The Metabolism of Gammekane and Related Compounds

Abstract

1. A detailed kinetic study has been made of the glutathione S-aryl-transferases from the New Zealand grass grub (Costelytra zealandica) and from sheep liver. The insect enzyme behaves in accordance with a Michaelis-Menten model for two-substrate enzymes. It is inhibited by the sulphonphthaleins, phthaleins, fluoresceins and dicarboxylic acids competing with glutathione, while the sheep-liver enzyme is not susceptible to this type of inhibition. From this, and other data obtained from a study of the variation of kinetics with pH, it is proposed that two basic groups (possibly lysine residues) are involved in binding of glutathione to the insect enzyme, while only one such group appears in the sheep-liver enzyme. Binding of the aromatic substrate to the enzyme in both species may involve a histidine residue. 2. The accumulation of little significant radioactivity in diluant 2γ-pentachlorocyclohexene (γ-PCCH) during the in vitro metabolism of [14C]γ-hexachlorohexane (γ-HCH) suggests that the PCCH’s are not formed as free intermediates during the metabolism of the HCH’s. However, certain ambiguities introduced with the experimental techniques used preclude the complete exclusion of this possibility. 3. γ-HCH, γ-PCCH and δ-PCCH metabolized in vivo by M.domestica and C.zealandica and in vitro by preparations from both species, all produce as the principal metabolite a glutathione conjugate with chromatographic properties identical with those of authentic S-(2,4-dichlorophenyl)glutathione.

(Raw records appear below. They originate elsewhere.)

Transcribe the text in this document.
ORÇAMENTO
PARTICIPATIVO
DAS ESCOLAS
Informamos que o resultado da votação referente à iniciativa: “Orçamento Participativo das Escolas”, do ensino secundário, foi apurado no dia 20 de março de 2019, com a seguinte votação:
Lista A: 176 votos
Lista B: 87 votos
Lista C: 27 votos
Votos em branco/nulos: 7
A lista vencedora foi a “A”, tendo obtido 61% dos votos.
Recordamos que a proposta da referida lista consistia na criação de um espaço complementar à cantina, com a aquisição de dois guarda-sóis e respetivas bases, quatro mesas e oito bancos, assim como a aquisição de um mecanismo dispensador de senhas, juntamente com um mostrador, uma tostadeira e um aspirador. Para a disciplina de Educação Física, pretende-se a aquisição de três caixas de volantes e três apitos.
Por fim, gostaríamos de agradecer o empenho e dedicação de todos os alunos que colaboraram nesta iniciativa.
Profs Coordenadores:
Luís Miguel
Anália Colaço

There is, however some doubt as to the identity of the S-substituent moiety. 4. The in vitro metabolism of γ-HCH and δ-PCCH is glutathione-dependent and is inhibited by various phthaleins and sulphonphthaleins. The in vivo metabolism of δ-PCCH in C.zealandica is profoundly affected by this type of compound, but its effects on the rate of metabolism in vivo of δ-HCH in M.domestica and C.zealandica are only marginal. 5. The enzyme concerned in the metabolism of δ-PCCH has been shown to differ from aryltransferase in M.domestica and C.zealandica by gel filtration techniques and by differences in activity in different enzyme preparations. The δ-PCCH-metabolising activity appears to be associated with a DDT dehydrochlorinase activity. In M.domestica, there appears to be, in addition, a second DDT dehydrochlorinase with only a low cross-specificity towards δ-PCCH.